Republicans have total control of the redistricting process in 20 states, including Florida, Wisconsin, Michigan, Texas and North Carolina. Democrats have total control of the redistricting process in just four states, only one of which — Illinois — is home to a significant number of Republican members of Congress.
Winning back state legislative seats “will help us ensure that we have more than a seat at the table, that we’ll be able to determine what that table looks like,” said Aaron Ford, the Democratic leader of Nevada’s state Senate.
Democrats have decent chances to win 11 Republican-held legislative chambers. Six of those chambers, state Senates in Colorado, Nevada, New York, Virginia, Washington and West Virginia, would change hands if Democrats are able to win only a single seat.
Democrats hope to make more substantial gains in the Maine Senate and in state House chambers in Michigan, Minnesota, Nevada, New Hampshire, New Mexico and Pennsylvania.
For Democrats, ending this year’s elections with 40 state legislative chambers would be a victory, party strategists say.

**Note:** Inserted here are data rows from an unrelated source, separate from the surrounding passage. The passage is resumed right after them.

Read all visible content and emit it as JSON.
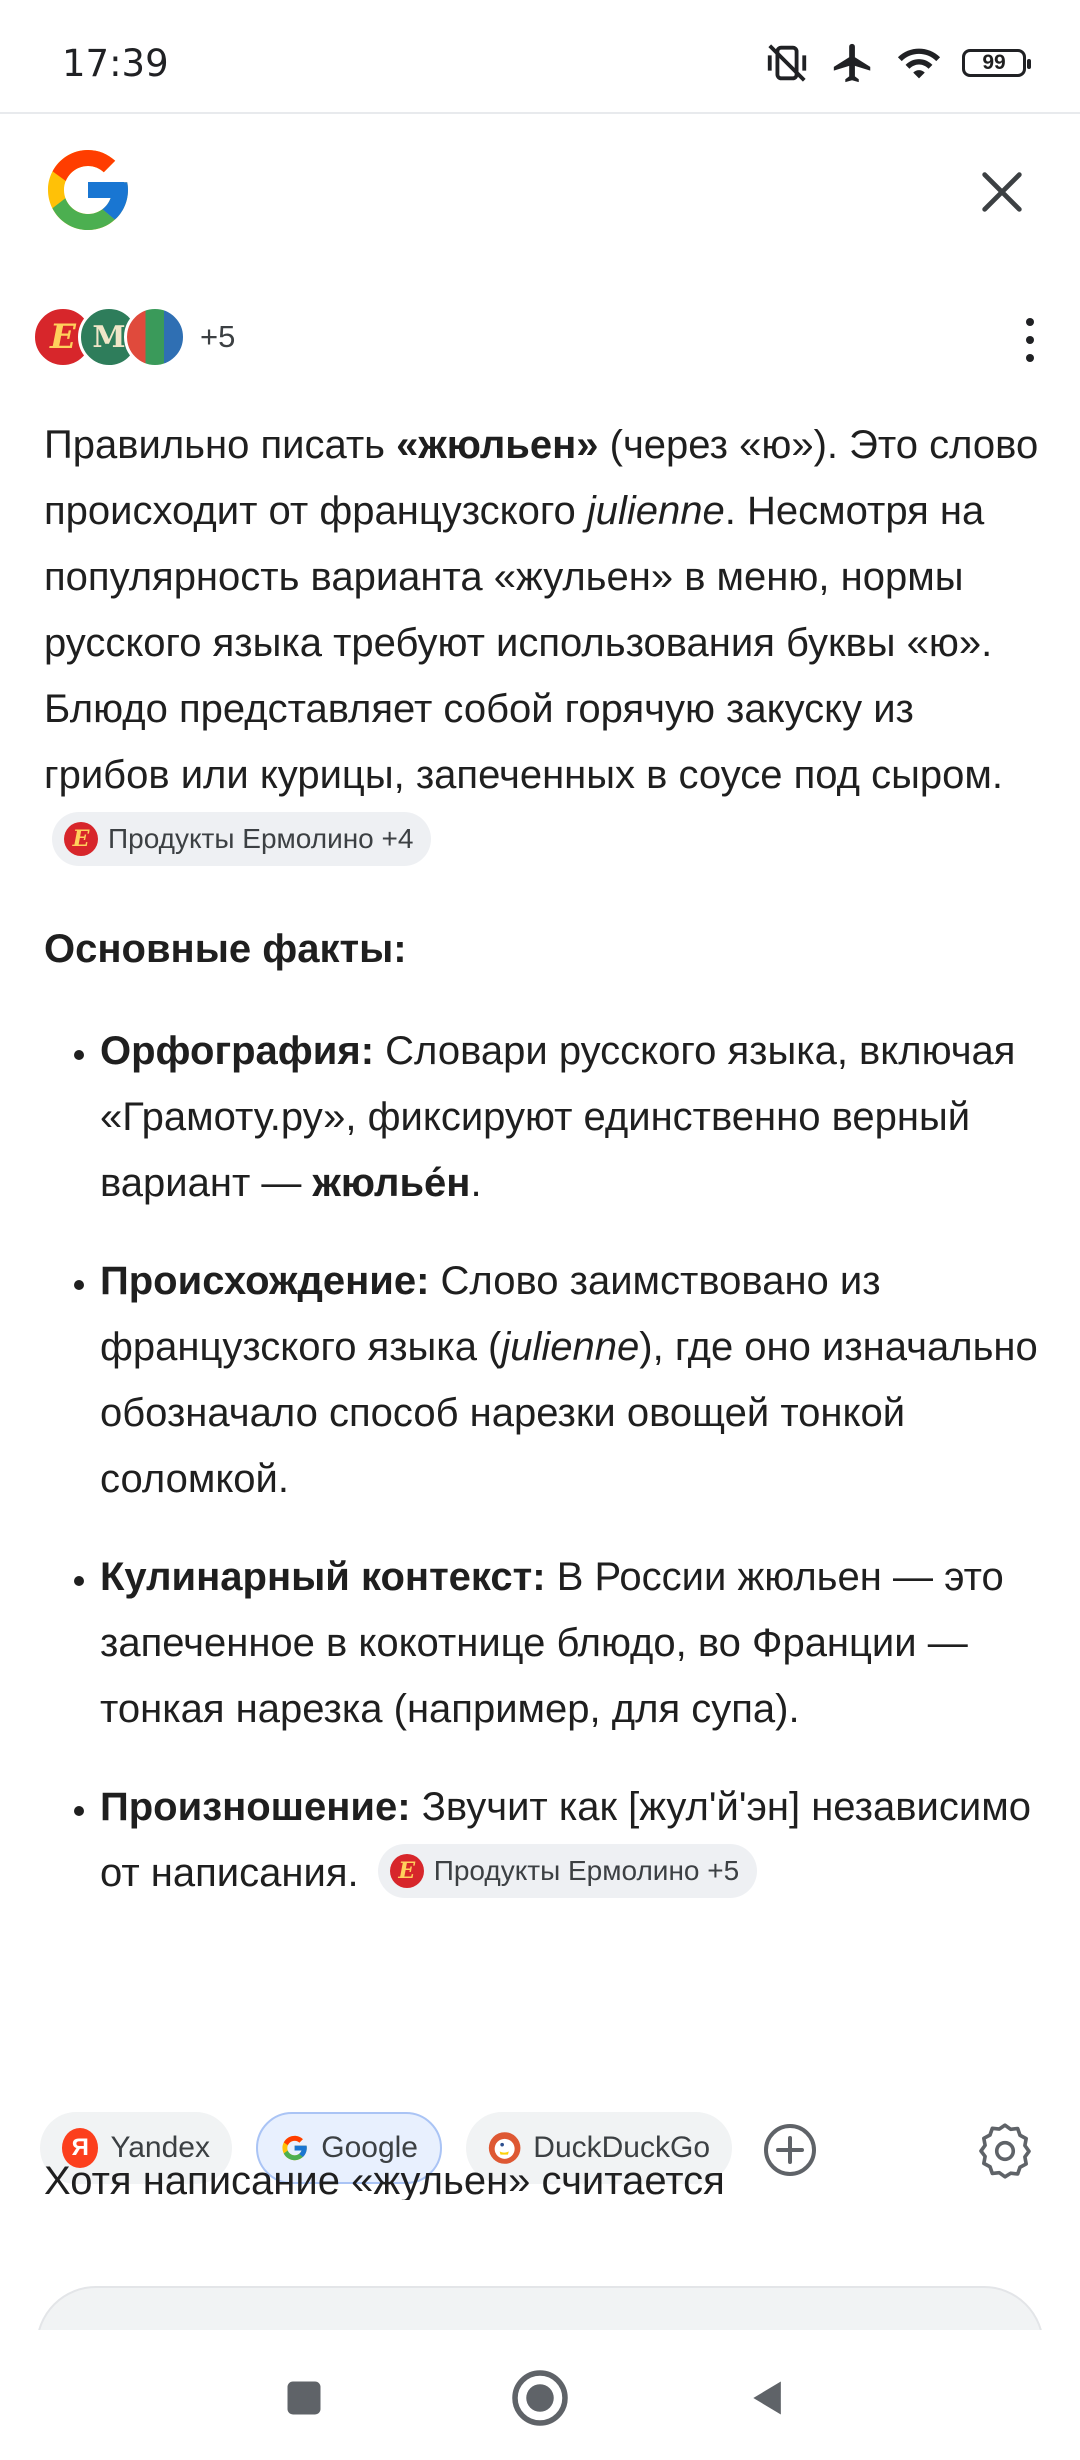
{
  "status_bar": {
    "time": "17:39",
    "battery": "99",
    "icons": [
      "vibrate-off-icon",
      "airplane-icon",
      "wifi-icon",
      "battery-icon"
    ]
  },
  "header": {
    "logo": "google-logo",
    "close_icon": "close-icon"
  },
  "sources": {
    "avatars": [
      "Ермолино",
      "М",
      "books"
    ],
    "more": "+5"
  },
  "answer": {
    "intro": {
      "t1": "Правильно писать ",
      "b1": "«жюльен»",
      "t2": " (через «ю»). Это слово происходит от французского ",
      "i1": "julienne",
      "t3": ". Несмотря на популярность варианта «жульен» в меню, нормы русского языка требуют использования буквы «ю». Блюдо представляет собой горячую закуску из грибов или курицы, запеченных в соусе под сыром.",
      "chip": "Продукты Ермолино +4"
    },
    "facts_title": "Основные факты:",
    "facts": [
      {
        "title": "Орфография:",
        "text": " Словари русского языка, включая «Грамоту.ру», фиксируют единственно верный вариант — ",
        "bold": "жюлье́н",
        "end": "."
      },
      {
        "title": "Происхождение:",
        "text": " Слово заимствовано из французского языка (",
        "italic": "julienne",
        "end": "), где оно изначально обозначало способ нарезки овощей тонкой соломкой."
      },
      {
        "title": "Кулинарный контекст:",
        "text": " В России жюльен — это запеченное в кокотнице блюдо, во Франции — тонкая нарезка (например, для супа)."
      },
      {
        "title": "Произношение:",
        "text": " Звучит как [жул'й'эн] независимо от написания.",
        "chip": "Продукты Ермолино +5"
      }
    ],
    "cutoff_line": "Хотя написание «жульен» считается"
  },
  "engines": [
    {
      "label": "Yandex",
      "icon": "yandex-icon",
      "active": false
    },
    {
      "label": "Google",
      "icon": "google-icon",
      "active": true
    },
    {
      "label": "DuckDuckGo",
      "icon": "duckduckgo-icon",
      "active": false
    }
  ],
  "colors": {
    "google_blue": "#4285F4",
    "google_red": "#EA4335",
    "google_yellow": "#FBBC05",
    "google_green": "#34A853",
    "active_chip": "#e8f0fe"
  }
}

The party plans to tie GOP candidates to Republican presidential nominee Donald Trump, who is viewed unfavorably by key voting blocs, especially white women in suburban districts. Democrats have their eyes on a few seats in Colorado’s Jefferson County, just outside Denver; the Portland suburbs in Maine; the Hudson Valley and Long Island in New York; and seats that ring Puget Sound in Washington.